Bateson’s concept of calibration (the meta-level correction that can reset a runaway) requires stepping outside the feedback loop and acting on its structure rather than within its terms. For California, that would mean policy designed around ecosystem maintenance rather than extraction.
The difference in practice: rather than taxing accumulated wealth as a static reservoir, the state would focus on the conditions that generate productive activity (e.g., dramatically expanding housing supply to reduce the cost of participation, investing in the research infrastructure that makes the cluster valuable, reforming the regulatory environment that imposes friction on new venture formation). The goal is to make the complementary relationship functional again: the state as active co-producer of the ecosystem, rather than as tax collector of its outputs.
This is not an argument against redistribution in principle. It’s an argument that the method of redistribution matters systemically, that a state which degrades its productive ecosystem to fund redistribution is not actually a more equitable state over time, but a less productive and ultimately less equitable one.
Whether California’s political economy can generate that kind of calibration is a separate question. The pressures that produced the current trajectory (e.g., concentrated homeowner interests, a legislature insulated from the competitive pressures facing founders and businesses, genuine and legitimate anger about inequality) are not easily dissolved. Systems caught in runaways rarely self-correct before the stress becomes acute enough to force structural change.
The founders and investors most likely to be reading this are, in a sense, the protagonists of the Batesonian story. Many are making (or watching peers make) the individually rational decision to relocate. Each of those decisions is defensible on its own terms. Each also accelerates the degradation of the system that produced the opportunity in the first place.

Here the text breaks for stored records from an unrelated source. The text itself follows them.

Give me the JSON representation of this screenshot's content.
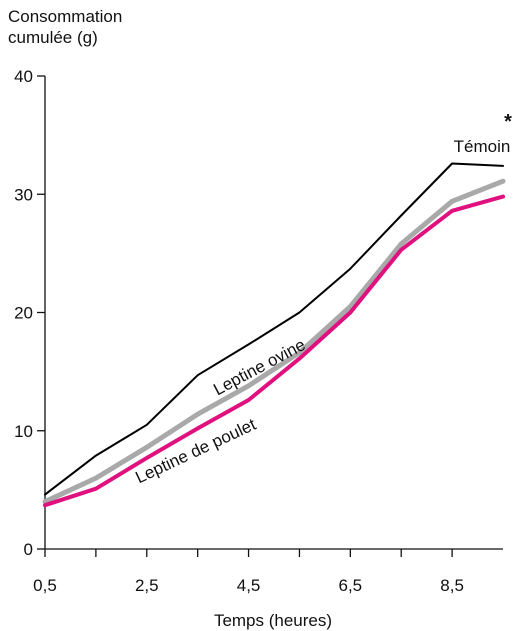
{
  "chart_data": {
    "type": "line",
    "title": "",
    "ylabel": "Consommation\ncumulée (g)",
    "xlabel": "Temps (heures)",
    "ylim": [
      0,
      40
    ],
    "xlim": [
      0.5,
      9.5
    ],
    "yticks": [
      0,
      10,
      20,
      30,
      40
    ],
    "xticks": [
      0.5,
      1.5,
      2.5,
      3.5,
      4.5,
      5.5,
      6.5,
      7.5,
      8.5
    ],
    "xtick_labels": [
      "0,5",
      "2,5",
      "4,5",
      "6,5",
      "8,5"
    ],
    "xtick_labeled_values": [
      0.5,
      2.5,
      4.5,
      6.5,
      8.5
    ],
    "grid": false,
    "significance_marker": "*",
    "x": [
      0.5,
      1.5,
      2.5,
      3.5,
      4.5,
      5.5,
      6.5,
      7.5,
      8.5,
      9.5
    ],
    "series": [
      {
        "name": "Témoin",
        "color": "#000000",
        "values": [
          4.6,
          7.9,
          10.5,
          14.7,
          17.3,
          20.0,
          23.7,
          28.2,
          32.6,
          32.4
        ]
      },
      {
        "name": "Leptine ovine",
        "color": "#a9a9a9",
        "values": [
          4.0,
          6.0,
          8.6,
          11.4,
          13.8,
          16.6,
          20.5,
          25.8,
          29.4,
          31.1
        ]
      },
      {
        "name": "Leptine de poulet",
        "color": "#e0107f",
        "values": [
          3.7,
          5.1,
          7.7,
          10.2,
          12.6,
          16.1,
          20.0,
          25.3,
          28.6,
          29.8
        ]
      }
    ]
  }
}
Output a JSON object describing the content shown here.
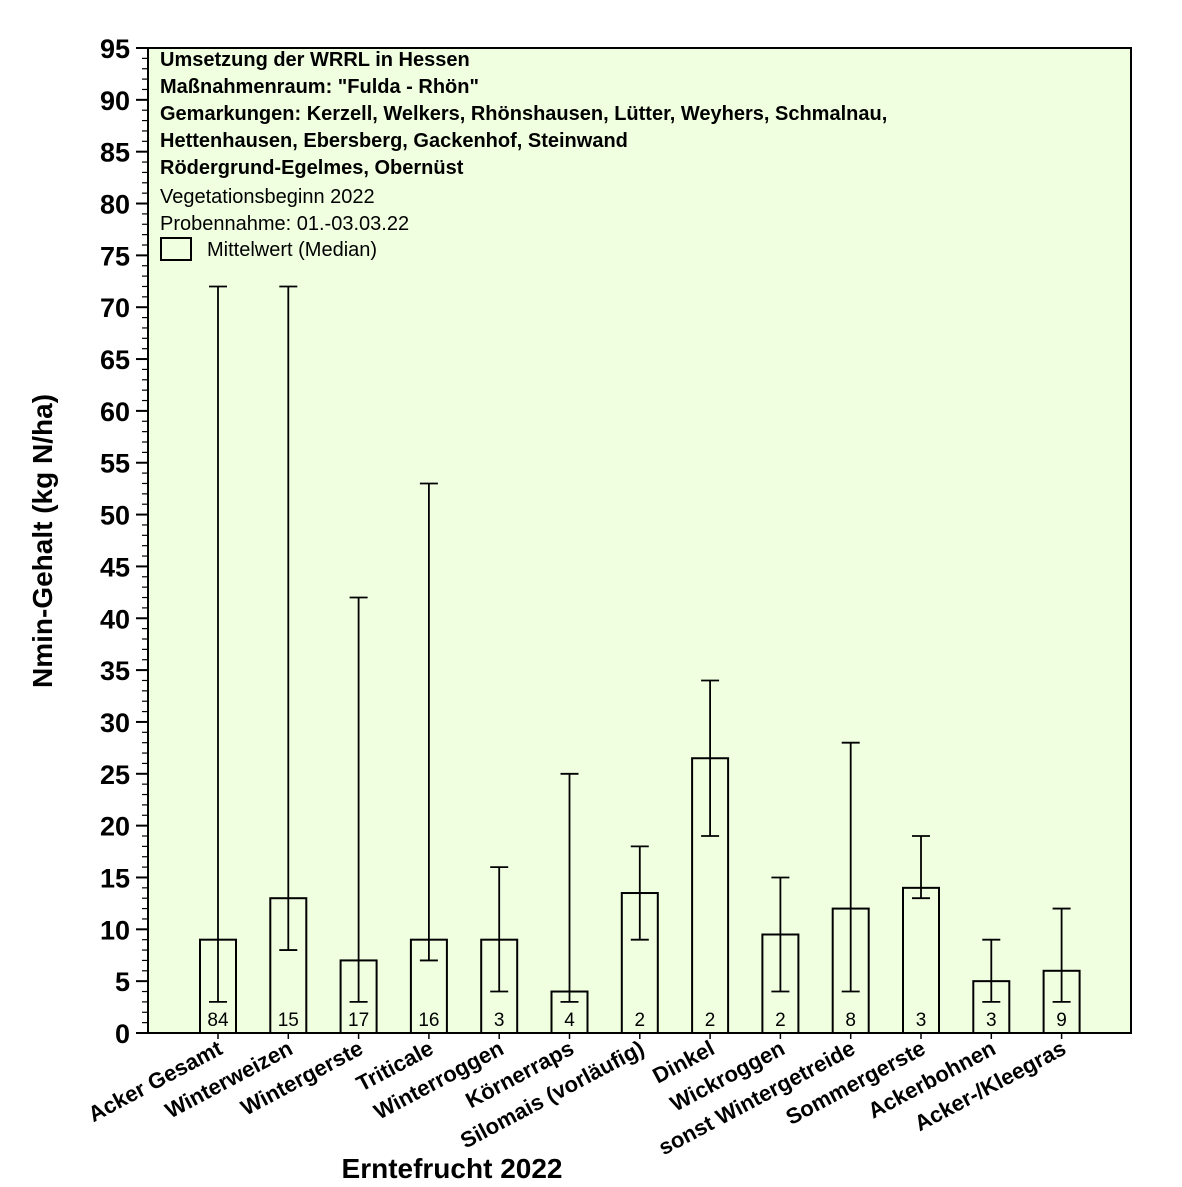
{
  "chart_data": {
    "type": "bar",
    "title_lines_bold": [
      "Umsetzung der WRRL in Hessen",
      "Maßnahmenraum: \"Fulda - Rhön\"",
      "Gemarkungen: Kerzell, Welkers, Rhönshausen, Lütter, Weyhers, Schmalnau,",
      "Hettenhausen, Ebersberg, Gackenhof, Steinwand",
      "Rödergrund-Egelmes, Obernüst"
    ],
    "subtitle_lines": [
      "Vegetationsbeginn 2022",
      "Probennahme: 01.-03.03.22"
    ],
    "legend": {
      "label": "Mittelwert (Median)",
      "placement": "top-left"
    },
    "xlabel": "Erntefrucht 2022",
    "ylabel": "Nmin-Gehalt (kg N/ha)",
    "ylim": [
      0,
      95
    ],
    "ytick_step": 5,
    "yminor_step": 1,
    "background": "#efffe0",
    "bar_fill": "#efffe0",
    "bar_stroke": "#000000",
    "categories": [
      "Acker Gesamt",
      "Winterweizen",
      "Wintergerste",
      "Triticale",
      "Winterroggen",
      "Körnerraps",
      "Silomais (vorläufig)",
      "Dinkel",
      "Wickroggen",
      "sonst Wintergetreide",
      "Sommergerste",
      "Ackerbohnen",
      "Acker-/Kleegras"
    ],
    "values": [
      9,
      13,
      7,
      9,
      9,
      4,
      13.5,
      26.5,
      9.5,
      12,
      14,
      5,
      6
    ],
    "min": [
      3,
      8,
      3,
      7,
      4,
      3,
      9,
      19,
      4,
      4,
      13,
      3,
      3
    ],
    "max": [
      72,
      72,
      42,
      53,
      16,
      25,
      18,
      34,
      15,
      28,
      19,
      9,
      12
    ],
    "counts": [
      "84",
      "15",
      "17",
      "16",
      "3",
      "4",
      "2",
      "2",
      "2",
      "8",
      "3",
      "3",
      "9"
    ]
  }
}
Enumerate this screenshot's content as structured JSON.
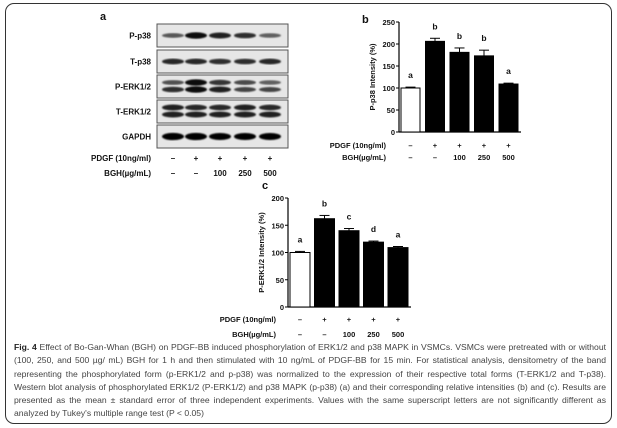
{
  "panel_a": {
    "label": "a",
    "rows": [
      "P-p38",
      "T-p38",
      "P-ERK1/2",
      "T-ERK1/2",
      "GAPDH"
    ],
    "pdgf_label": "PDGF (10ng/ml)",
    "bgh_label": "BGH(µg/mL)",
    "pdgf": [
      "–",
      "+",
      "+",
      "+",
      "+"
    ],
    "bgh": [
      "–",
      "–",
      "100",
      "250",
      "500"
    ]
  },
  "chart_data": [
    {
      "panel": "b",
      "type": "bar",
      "ylabel": "P-p38 Intensity (%)",
      "ylim": [
        0,
        250
      ],
      "yticks": [
        0,
        50,
        100,
        150,
        200,
        250
      ],
      "categories": [
        "PDGF – / BGH –",
        "PDGF + / BGH –",
        "PDGF + / BGH 100",
        "PDGF + / BGH 250",
        "PDGF + / BGH 500"
      ],
      "values": [
        100,
        206,
        181,
        173,
        109
      ],
      "errors": [
        2,
        7,
        10,
        13,
        2
      ],
      "letters": [
        "a",
        "b",
        "b",
        "b",
        "a"
      ],
      "bar_colors": [
        "#ffffff",
        "#000000",
        "#000000",
        "#000000",
        "#000000"
      ],
      "pdgf_label": "PDGF (10ng/ml)",
      "bgh_label": "BGH(µg/mL)",
      "pdgf": [
        "–",
        "+",
        "+",
        "+",
        "+"
      ],
      "bgh": [
        "–",
        "–",
        "100",
        "250",
        "500"
      ]
    },
    {
      "panel": "c",
      "type": "bar",
      "ylabel": "P-ERK1/2 Intensity (%)",
      "ylim": [
        0,
        200
      ],
      "yticks": [
        0,
        50,
        100,
        150,
        200
      ],
      "categories": [
        "PDGF – / BGH –",
        "PDGF + / BGH –",
        "PDGF + / BGH 100",
        "PDGF + / BGH 250",
        "PDGF + / BGH 500"
      ],
      "values": [
        100,
        162,
        140,
        119,
        109
      ],
      "errors": [
        2,
        6,
        4,
        2,
        2
      ],
      "letters": [
        "a",
        "b",
        "c",
        "d",
        "a"
      ],
      "bar_colors": [
        "#ffffff",
        "#000000",
        "#000000",
        "#000000",
        "#000000"
      ],
      "pdgf_label": "PDGF (10ng/ml)",
      "bgh_label": "BGH(µg/mL)",
      "pdgf": [
        "–",
        "+",
        "+",
        "+",
        "+"
      ],
      "bgh": [
        "–",
        "–",
        "100",
        "250",
        "500"
      ]
    }
  ],
  "caption": {
    "fig_label": "Fig. 4",
    "text": "Effect of Bo-Gan-Whan (BGH) on PDGF-BB induced phosphorylation of ERK1/2 and p38 MAPK in VSMCs. VSMCs were pretreated with or without (100, 250, and 500 µg/ mL) BGH for 1 h and then stimulated with 10 ng/mL of PDGF-BB for 15 min. For statistical analysis, densitometry of the band representing the phosphorylated form (p-ERK1/2 and p-p38) was normalized to the expression of their respective total forms (T-ERK1/2 and T-p38). Western blot analysis of phosphorylated ERK1/2 (P-ERK1/2) and p38 MAPK (p-p38) (a) and their corresponding relative intensities (b) and (c). Results are presented as the mean ± standard error of three independent experiments. Values with the same superscript letters are not significantly different as analyzed by Tukey's multiple range test (P < 0.05)"
  }
}
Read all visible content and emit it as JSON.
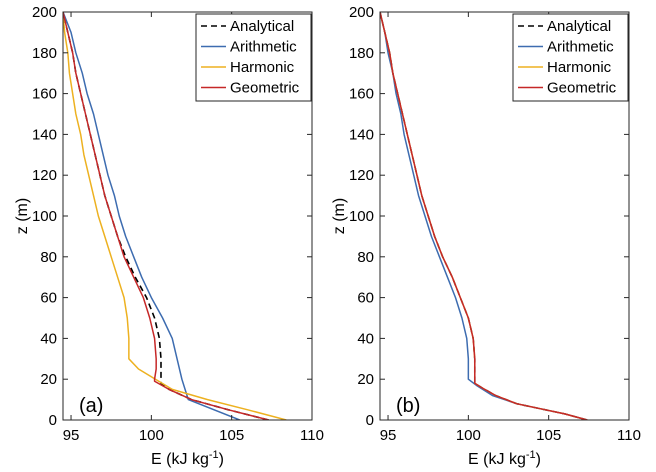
{
  "chart_data": [
    {
      "type": "line",
      "panel_label": "(a)",
      "xlabel_main": "E (kJ kg",
      "xlabel_sup": "-1",
      "xlabel_close": ")",
      "ylabel": "z (m)",
      "xlim": [
        94.5,
        110
      ],
      "ylim": [
        0,
        200
      ],
      "xticks": [
        95,
        100,
        105,
        110
      ],
      "yticks": [
        0,
        20,
        40,
        60,
        80,
        100,
        120,
        140,
        160,
        180,
        200
      ],
      "grid": false,
      "legend_position": "top-right",
      "series": [
        {
          "name": "Analytical",
          "color": "#000000",
          "dash": true,
          "points": [
            [
              107.3,
              0
            ],
            [
              104.8,
              5
            ],
            [
              102.5,
              10
            ],
            [
              101.1,
              15
            ],
            [
              100.6,
              18
            ],
            [
              100.6,
              20
            ],
            [
              100.6,
              25
            ],
            [
              100.6,
              30
            ],
            [
              100.5,
              40
            ],
            [
              100.2,
              50
            ],
            [
              99.7,
              60
            ],
            [
              99.0,
              70
            ],
            [
              98.4,
              80
            ],
            [
              97.9,
              90
            ],
            [
              97.5,
              100
            ],
            [
              97.1,
              110
            ],
            [
              96.8,
              120
            ],
            [
              96.5,
              130
            ],
            [
              96.2,
              140
            ],
            [
              95.9,
              150
            ],
            [
              95.6,
              160
            ],
            [
              95.3,
              170
            ],
            [
              95.1,
              180
            ],
            [
              94.8,
              190
            ],
            [
              94.5,
              200
            ]
          ]
        },
        {
          "name": "Arithmetic",
          "color": "#3d6cb0",
          "dash": false,
          "points": [
            [
              105.5,
              0
            ],
            [
              102.3,
              10
            ],
            [
              101.9,
              20
            ],
            [
              101.6,
              30
            ],
            [
              101.3,
              40
            ],
            [
              100.7,
              50
            ],
            [
              100.0,
              60
            ],
            [
              99.4,
              70
            ],
            [
              98.9,
              80
            ],
            [
              98.4,
              90
            ],
            [
              98.0,
              100
            ],
            [
              97.7,
              110
            ],
            [
              97.3,
              120
            ],
            [
              97.0,
              130
            ],
            [
              96.7,
              140
            ],
            [
              96.4,
              150
            ],
            [
              96.0,
              160
            ],
            [
              95.7,
              170
            ],
            [
              95.3,
              180
            ],
            [
              95.0,
              190
            ],
            [
              94.5,
              200
            ]
          ]
        },
        {
          "name": "Harmonic",
          "color": "#edb120",
          "dash": false,
          "points": [
            [
              108.4,
              0
            ],
            [
              106.0,
              5
            ],
            [
              103.5,
              10
            ],
            [
              101.3,
              15
            ],
            [
              99.2,
              25
            ],
            [
              98.6,
              30
            ],
            [
              98.6,
              40
            ],
            [
              98.5,
              50
            ],
            [
              98.3,
              60
            ],
            [
              97.9,
              70
            ],
            [
              97.5,
              80
            ],
            [
              97.1,
              90
            ],
            [
              96.7,
              100
            ],
            [
              96.4,
              110
            ],
            [
              96.1,
              120
            ],
            [
              95.8,
              130
            ],
            [
              95.6,
              140
            ],
            [
              95.3,
              150
            ],
            [
              95.1,
              160
            ],
            [
              94.9,
              170
            ],
            [
              94.8,
              180
            ],
            [
              94.6,
              190
            ],
            [
              94.5,
              200
            ]
          ]
        },
        {
          "name": "Geometric",
          "color": "#c62828",
          "dash": false,
          "points": [
            [
              107.3,
              0
            ],
            [
              104.8,
              5
            ],
            [
              102.5,
              10
            ],
            [
              101.1,
              15
            ],
            [
              100.2,
              19
            ],
            [
              100.2,
              20
            ],
            [
              100.3,
              25
            ],
            [
              100.3,
              30
            ],
            [
              100.2,
              40
            ],
            [
              99.9,
              50
            ],
            [
              99.5,
              60
            ],
            [
              98.9,
              70
            ],
            [
              98.3,
              80
            ],
            [
              97.9,
              90
            ],
            [
              97.5,
              100
            ],
            [
              97.1,
              110
            ],
            [
              96.8,
              120
            ],
            [
              96.5,
              130
            ],
            [
              96.2,
              140
            ],
            [
              95.9,
              150
            ],
            [
              95.6,
              160
            ],
            [
              95.3,
              170
            ],
            [
              95.1,
              180
            ],
            [
              94.8,
              190
            ],
            [
              94.5,
              200
            ]
          ]
        }
      ]
    },
    {
      "type": "line",
      "panel_label": "(b)",
      "xlabel_main": "E (kJ kg",
      "xlabel_sup": "-1",
      "xlabel_close": ")",
      "ylabel": "z (m)",
      "xlim": [
        94.5,
        110
      ],
      "ylim": [
        0,
        200
      ],
      "xticks": [
        95,
        100,
        105,
        110
      ],
      "yticks": [
        0,
        20,
        40,
        60,
        80,
        100,
        120,
        140,
        160,
        180,
        200
      ],
      "grid": false,
      "legend_position": "top-right",
      "series": [
        {
          "name": "Analytical",
          "color": "#000000",
          "dash": true,
          "points": [
            [
              107.4,
              0
            ],
            [
              106.0,
              3
            ],
            [
              104.8,
              5
            ],
            [
              103.0,
              8
            ],
            [
              101.7,
              12
            ],
            [
              100.8,
              16
            ],
            [
              100.4,
              18
            ],
            [
              100.4,
              20
            ],
            [
              100.4,
              30
            ],
            [
              100.3,
              40
            ],
            [
              100.0,
              50
            ],
            [
              99.5,
              60
            ],
            [
              99.0,
              70
            ],
            [
              98.4,
              80
            ],
            [
              97.9,
              90
            ],
            [
              97.5,
              100
            ],
            [
              97.1,
              110
            ],
            [
              96.8,
              120
            ],
            [
              96.5,
              130
            ],
            [
              96.2,
              140
            ],
            [
              95.9,
              150
            ],
            [
              95.6,
              160
            ],
            [
              95.3,
              170
            ],
            [
              95.1,
              180
            ],
            [
              94.8,
              190
            ],
            [
              94.5,
              200
            ]
          ]
        },
        {
          "name": "Arithmetic",
          "color": "#3d6cb0",
          "dash": false,
          "points": [
            [
              107.4,
              0
            ],
            [
              106.0,
              3
            ],
            [
              104.8,
              5
            ],
            [
              103.0,
              8
            ],
            [
              101.5,
              12
            ],
            [
              100.5,
              17
            ],
            [
              100.0,
              20
            ],
            [
              100.0,
              30
            ],
            [
              99.9,
              40
            ],
            [
              99.6,
              50
            ],
            [
              99.2,
              60
            ],
            [
              98.7,
              70
            ],
            [
              98.2,
              80
            ],
            [
              97.7,
              90
            ],
            [
              97.3,
              100
            ],
            [
              96.9,
              110
            ],
            [
              96.6,
              120
            ],
            [
              96.3,
              130
            ],
            [
              96.0,
              140
            ],
            [
              95.8,
              150
            ],
            [
              95.5,
              160
            ],
            [
              95.3,
              170
            ],
            [
              95.0,
              180
            ],
            [
              94.8,
              190
            ],
            [
              94.5,
              200
            ]
          ]
        },
        {
          "name": "Harmonic",
          "color": "#edb120",
          "dash": false,
          "points": [
            [
              107.4,
              0
            ],
            [
              106.0,
              3
            ],
            [
              104.8,
              5
            ],
            [
              103.0,
              8
            ],
            [
              101.7,
              12
            ],
            [
              100.8,
              16
            ],
            [
              100.4,
              18
            ],
            [
              100.4,
              20
            ],
            [
              100.4,
              30
            ],
            [
              100.3,
              40
            ],
            [
              100.0,
              50
            ],
            [
              99.5,
              60
            ],
            [
              99.0,
              70
            ],
            [
              98.4,
              80
            ],
            [
              97.9,
              90
            ],
            [
              97.5,
              100
            ],
            [
              97.1,
              110
            ],
            [
              96.8,
              120
            ],
            [
              96.5,
              130
            ],
            [
              96.2,
              140
            ],
            [
              95.9,
              150
            ],
            [
              95.6,
              160
            ],
            [
              95.3,
              170
            ],
            [
              95.1,
              180
            ],
            [
              94.8,
              190
            ],
            [
              94.5,
              200
            ]
          ]
        },
        {
          "name": "Geometric",
          "color": "#c62828",
          "dash": false,
          "points": [
            [
              107.4,
              0
            ],
            [
              106.0,
              3
            ],
            [
              104.8,
              5
            ],
            [
              103.0,
              8
            ],
            [
              101.7,
              12
            ],
            [
              100.8,
              16
            ],
            [
              100.4,
              18
            ],
            [
              100.4,
              20
            ],
            [
              100.4,
              30
            ],
            [
              100.3,
              40
            ],
            [
              100.0,
              50
            ],
            [
              99.5,
              60
            ],
            [
              99.0,
              70
            ],
            [
              98.4,
              80
            ],
            [
              97.9,
              90
            ],
            [
              97.5,
              100
            ],
            [
              97.1,
              110
            ],
            [
              96.8,
              120
            ],
            [
              96.5,
              130
            ],
            [
              96.2,
              140
            ],
            [
              95.9,
              150
            ],
            [
              95.6,
              160
            ],
            [
              95.3,
              170
            ],
            [
              95.1,
              180
            ],
            [
              94.8,
              190
            ],
            [
              94.5,
              200
            ]
          ]
        }
      ]
    }
  ]
}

This is not a reason to stay, necessarily. Individual actors cannot unilaterally solve structural problems, and there is no virtue in absorbing a punitive tax burden as a gesture toward a system that isn’t changing. But it is a reason to be clear-eyed about what is being lost and to resist the comfortable narrative that the next cluster, wherever it forms, will automatically replicate what California built. Ecosystems of this complexity and productivity take generations to develop. They can unravel much faster.
Bateson’s deepest point was that you cannot understand a system by looking at its parts in isolation. The wealth that is now dispersing to Miami and Austin and Dubai was not produced in isolation, but in relationship, by a particular density of talent, capital, culture, and institutional investment that accumulated over decades. The question worth sitting with is not just where to domicile, but what it would take to maintain the conditions under which the next generation of that ecosystem could exist.
That’s a systems question. And right now, California isn’t asking it.